The exhibition will include, among other work, "The Flag Series", 4 new limited edition Iris prints by Barbara Nessim produced in collaboration with The Williams Gallery; and by Barbara Joffee: 3 high quality photographic prints, and 2 Iris prints produced by Nash Editions.
About the Artists:
Barbara Nessim is an internationally known artist and educator whose works are in many public and private collections and have been shown in museums and galleries worldwide. Her work is in the permanent collection of the Museum of Modern Art in Sweden, the Smithsonian, The Kunst Museum in Dusseldorf, the Museum of Modern Art in Budapest, and was exhibited in the Louvre in Paris. It has also appeared in publications such as Omni, L.A. Style, Esquire, and Newsweek, and on the covers of Time, Rolling Stone and Germany's prestigious Frankfurter Allgemine Magazine.

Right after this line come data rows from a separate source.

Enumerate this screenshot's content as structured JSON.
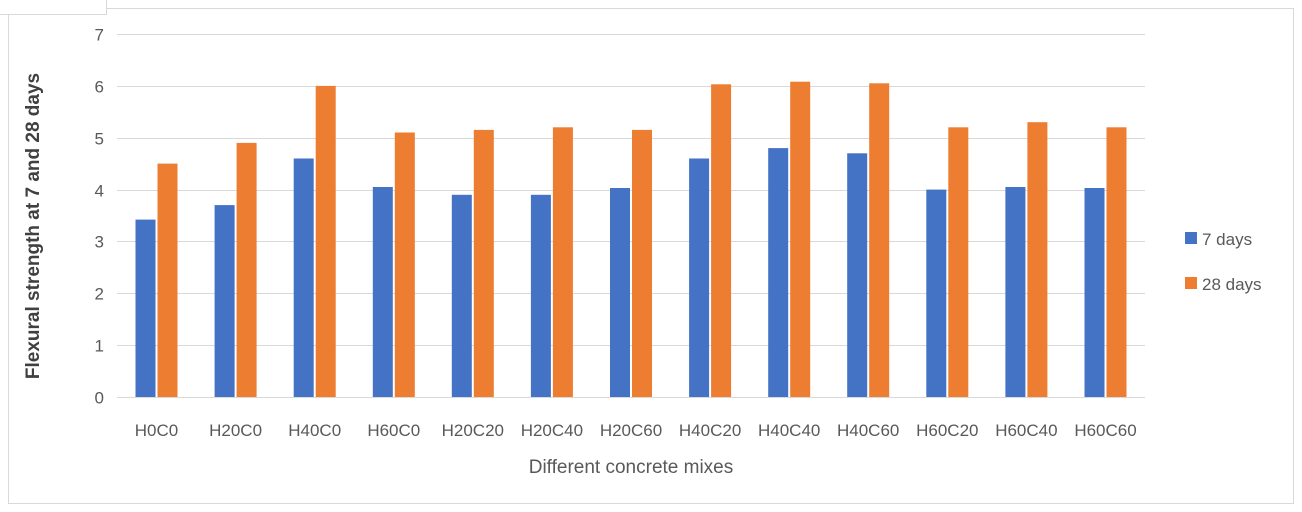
{
  "chart_data": {
    "type": "bar",
    "title": "",
    "xlabel": "Different concrete mixes",
    "ylabel": "Flexural strength at 7 and 28 days",
    "ylim": [
      0,
      7
    ],
    "yticks": [
      0,
      1,
      2,
      3,
      4,
      5,
      6,
      7
    ],
    "grid": true,
    "legend_position": "right",
    "categories": [
      "H0C0",
      "H20C0",
      "H40C0",
      "H60C0",
      "H20C20",
      "H20C40",
      "H20C60",
      "H40C20",
      "H40C40",
      "H40C60",
      "H60C20",
      "H60C40",
      "H60C60"
    ],
    "series": [
      {
        "name": "7 days",
        "color": "#4472c4",
        "values": [
          3.42,
          3.7,
          4.6,
          4.05,
          3.9,
          3.9,
          4.03,
          4.6,
          4.8,
          4.7,
          4.0,
          4.05,
          4.03
        ]
      },
      {
        "name": "28 days",
        "color": "#ed7d31",
        "values": [
          4.5,
          4.9,
          6.0,
          5.1,
          5.15,
          5.2,
          5.15,
          6.03,
          6.08,
          6.05,
          5.2,
          5.3,
          5.2
        ]
      }
    ]
  }
}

People and their interaction with society are the major theme in Nessim's work. She states, "The four prints of the "Flag Series" are based on life viewed from windows of color. The American flag appears as a ghost image in the background of each print. Nessim has been creating electronic art since 1980, and has lectured widely on the subject. In July of 1992 she was appointed Chair of the Illustration Department at Parsons School of Design in New York.
This month's "Featured Artist" on the Williams Gallery web site, Joffee's work has been exhibited widely in the United States, Europe and Australia. A practicing artist in traditional media, her professional involvement with computers led to her artwork transitioning to the electronic medium. Her fanciful visual vocabulary is a result of what she calls her "technophile tendencies" causing the computer to become "my favorite tool for staging the quirky complexity I percieve as modern life".
Created by scanning her original drawings, the works are manipulated and layered with intricate textural transparencies using Time Art's Lumena software. The paintings emerge as limited edtion prints, output with both photographic and state of the art printing techniques.